For many, the scapegoat has to be the tide of privatisation that has swept through the developed world. Thirst for profit is supposedly squeezing out investment in utilities as naked capitalism supplants civic purpose. The appeal of this theory is more obvious, yet it, too, is nonsense. Failure to invest in infrastructure is indeed at the heart of the problem, but this has little to do with ownership. The country's fabric rotted away as happily when it was nationalised as it does today under private stewardship. Indeed, it is public policy that still holds back the refurbishment of our utilities, even where they are in private hands. Recently, the Midlands electricity distributor Aquila decided it would like to replace its overhead power lines, since they are not strong enough to withstand the more violent storms that the region has begun to experience. Such projects have to be approved by the industry regulator, Ofgem. Aquila wanted to spend £100m a year on this scheme. Ofgem turned the plan down, insisting that no more than £26m must be spent. This story is being repeated over and over again throughout our privatised utilities. Why?
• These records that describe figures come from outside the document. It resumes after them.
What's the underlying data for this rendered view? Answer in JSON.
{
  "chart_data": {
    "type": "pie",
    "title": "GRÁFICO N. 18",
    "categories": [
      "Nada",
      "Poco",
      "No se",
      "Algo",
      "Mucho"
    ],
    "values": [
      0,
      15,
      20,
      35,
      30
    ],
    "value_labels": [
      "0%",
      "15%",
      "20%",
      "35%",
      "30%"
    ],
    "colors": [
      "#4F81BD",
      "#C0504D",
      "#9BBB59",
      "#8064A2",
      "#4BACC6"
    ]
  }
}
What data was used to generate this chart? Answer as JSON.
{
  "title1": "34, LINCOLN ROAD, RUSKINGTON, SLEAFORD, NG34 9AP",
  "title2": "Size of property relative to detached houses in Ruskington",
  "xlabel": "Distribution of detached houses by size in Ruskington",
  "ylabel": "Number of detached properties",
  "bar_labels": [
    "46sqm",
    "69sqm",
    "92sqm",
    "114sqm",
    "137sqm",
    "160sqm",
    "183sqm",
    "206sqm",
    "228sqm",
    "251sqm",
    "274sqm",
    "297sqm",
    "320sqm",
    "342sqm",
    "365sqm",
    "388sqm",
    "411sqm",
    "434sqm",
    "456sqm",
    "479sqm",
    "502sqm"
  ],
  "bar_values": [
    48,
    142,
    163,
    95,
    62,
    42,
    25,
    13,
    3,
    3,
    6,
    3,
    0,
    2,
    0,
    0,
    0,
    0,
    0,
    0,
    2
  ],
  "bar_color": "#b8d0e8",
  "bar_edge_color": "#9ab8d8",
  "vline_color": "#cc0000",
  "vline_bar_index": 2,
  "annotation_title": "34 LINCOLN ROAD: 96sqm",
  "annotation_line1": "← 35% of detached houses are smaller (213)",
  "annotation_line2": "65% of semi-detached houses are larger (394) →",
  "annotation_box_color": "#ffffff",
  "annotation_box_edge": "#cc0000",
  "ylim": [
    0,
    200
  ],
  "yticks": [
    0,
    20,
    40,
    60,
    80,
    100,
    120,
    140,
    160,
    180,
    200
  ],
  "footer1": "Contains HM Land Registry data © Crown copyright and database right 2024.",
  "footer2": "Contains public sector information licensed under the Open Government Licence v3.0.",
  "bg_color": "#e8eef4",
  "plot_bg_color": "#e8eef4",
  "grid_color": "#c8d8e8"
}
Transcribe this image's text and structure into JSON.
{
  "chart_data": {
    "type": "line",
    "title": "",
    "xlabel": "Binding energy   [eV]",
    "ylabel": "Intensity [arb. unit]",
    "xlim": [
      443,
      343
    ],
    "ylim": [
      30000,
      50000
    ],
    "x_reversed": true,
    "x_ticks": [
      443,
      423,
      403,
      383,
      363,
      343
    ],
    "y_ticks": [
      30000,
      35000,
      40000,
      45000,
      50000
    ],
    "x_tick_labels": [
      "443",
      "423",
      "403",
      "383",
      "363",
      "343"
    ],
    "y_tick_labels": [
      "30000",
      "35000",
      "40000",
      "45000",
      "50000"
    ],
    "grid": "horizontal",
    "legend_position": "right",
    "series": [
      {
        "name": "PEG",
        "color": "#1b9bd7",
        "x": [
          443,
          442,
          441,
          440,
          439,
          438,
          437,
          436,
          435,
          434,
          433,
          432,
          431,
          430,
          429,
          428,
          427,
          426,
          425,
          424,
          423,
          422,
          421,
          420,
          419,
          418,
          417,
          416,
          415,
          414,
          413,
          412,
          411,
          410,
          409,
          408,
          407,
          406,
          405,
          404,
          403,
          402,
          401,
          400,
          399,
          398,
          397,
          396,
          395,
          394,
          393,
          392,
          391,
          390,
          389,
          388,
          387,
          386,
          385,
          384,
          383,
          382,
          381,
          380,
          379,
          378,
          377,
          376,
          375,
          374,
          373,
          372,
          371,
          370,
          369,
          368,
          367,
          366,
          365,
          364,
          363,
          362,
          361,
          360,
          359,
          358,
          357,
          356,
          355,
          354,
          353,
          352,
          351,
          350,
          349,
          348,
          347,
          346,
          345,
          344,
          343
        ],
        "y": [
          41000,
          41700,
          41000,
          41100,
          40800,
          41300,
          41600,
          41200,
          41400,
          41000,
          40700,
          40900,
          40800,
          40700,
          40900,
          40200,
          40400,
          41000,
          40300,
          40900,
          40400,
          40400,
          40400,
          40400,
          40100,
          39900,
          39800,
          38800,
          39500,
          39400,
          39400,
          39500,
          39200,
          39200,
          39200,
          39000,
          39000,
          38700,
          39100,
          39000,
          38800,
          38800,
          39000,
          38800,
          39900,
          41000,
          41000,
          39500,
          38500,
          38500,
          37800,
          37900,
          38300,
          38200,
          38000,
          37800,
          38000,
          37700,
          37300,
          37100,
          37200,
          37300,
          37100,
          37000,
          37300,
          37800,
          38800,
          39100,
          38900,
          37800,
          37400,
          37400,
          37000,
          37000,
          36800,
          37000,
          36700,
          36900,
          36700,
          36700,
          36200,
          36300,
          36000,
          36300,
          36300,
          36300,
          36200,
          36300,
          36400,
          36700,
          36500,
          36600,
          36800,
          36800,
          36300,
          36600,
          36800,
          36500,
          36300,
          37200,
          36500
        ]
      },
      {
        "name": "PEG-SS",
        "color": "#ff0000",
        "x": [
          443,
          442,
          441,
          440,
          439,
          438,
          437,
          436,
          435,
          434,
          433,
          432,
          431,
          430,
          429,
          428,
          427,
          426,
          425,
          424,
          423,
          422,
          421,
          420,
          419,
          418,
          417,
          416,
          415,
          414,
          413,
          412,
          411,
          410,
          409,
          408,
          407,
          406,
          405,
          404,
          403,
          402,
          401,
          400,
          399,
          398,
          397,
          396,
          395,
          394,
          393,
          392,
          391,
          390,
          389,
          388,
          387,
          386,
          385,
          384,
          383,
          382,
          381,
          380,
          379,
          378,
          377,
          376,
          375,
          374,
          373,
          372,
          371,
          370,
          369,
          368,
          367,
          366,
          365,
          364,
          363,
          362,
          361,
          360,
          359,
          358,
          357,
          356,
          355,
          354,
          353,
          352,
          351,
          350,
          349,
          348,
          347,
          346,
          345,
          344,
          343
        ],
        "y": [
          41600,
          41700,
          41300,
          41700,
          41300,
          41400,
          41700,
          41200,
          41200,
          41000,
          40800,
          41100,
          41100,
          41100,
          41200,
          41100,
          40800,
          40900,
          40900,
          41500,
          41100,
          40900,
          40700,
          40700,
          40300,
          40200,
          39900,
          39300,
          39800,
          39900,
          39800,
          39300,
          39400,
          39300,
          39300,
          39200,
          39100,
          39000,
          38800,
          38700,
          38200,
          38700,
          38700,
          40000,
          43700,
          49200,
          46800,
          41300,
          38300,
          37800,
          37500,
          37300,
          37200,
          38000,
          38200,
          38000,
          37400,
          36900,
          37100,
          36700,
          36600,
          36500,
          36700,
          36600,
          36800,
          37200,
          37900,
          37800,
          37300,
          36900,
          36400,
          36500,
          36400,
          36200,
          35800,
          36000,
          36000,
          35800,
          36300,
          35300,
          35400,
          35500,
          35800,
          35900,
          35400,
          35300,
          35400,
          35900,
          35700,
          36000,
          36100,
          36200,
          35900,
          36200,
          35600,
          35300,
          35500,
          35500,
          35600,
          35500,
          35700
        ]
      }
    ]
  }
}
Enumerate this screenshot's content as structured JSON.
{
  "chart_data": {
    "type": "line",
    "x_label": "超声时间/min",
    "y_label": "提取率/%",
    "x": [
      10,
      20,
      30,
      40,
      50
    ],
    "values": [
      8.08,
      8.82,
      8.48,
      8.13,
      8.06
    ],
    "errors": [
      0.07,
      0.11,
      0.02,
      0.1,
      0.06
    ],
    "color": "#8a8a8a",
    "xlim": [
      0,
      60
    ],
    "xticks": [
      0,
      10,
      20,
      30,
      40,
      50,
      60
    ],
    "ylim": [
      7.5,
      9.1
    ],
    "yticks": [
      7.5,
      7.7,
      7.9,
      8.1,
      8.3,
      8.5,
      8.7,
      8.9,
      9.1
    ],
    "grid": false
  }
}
The answer is that what regulators want is low prices. Security of supply comes a poor second. Inevitable consequences follow. Generating companies used to be allowed to keep power stations on standby and charge customers the cost. No longer. Units have been taken out of service and lie mothballed as uneconomic while the threat of power cuts grows. The Blair regime is gravely concerned about "fuel poverty" and seemingly only slightly concerned about supply failure. But why is that? Politicians want to get re-elected, and are therefore eager to bend to our will. They act as they do because they suspect we care more about saving a few quid on our bills than about being properly protected against the threat of disaster. So have they read us right?
Every time a gross system breakdown shames the nation, copious outrage is given vent. Yet we show no sign of punishing politicians at the polls for the state of the country's infrastructure. Newcastle University's Professor Ian Fells, who advises the World Energy Council, explains this as follows: "People forget a power cut after a week. If you pass a crash on the motorway you slow down - but only for about 20 minutes."
Squirrels are prudent enough to forgo immediate gratification so they can lay up nuts for the winter. Humans, it seems, are different. We live for the moment, take our chances and deride those who worry about what the future may hold. Cheer up, mate: it might never 'appen. But it might.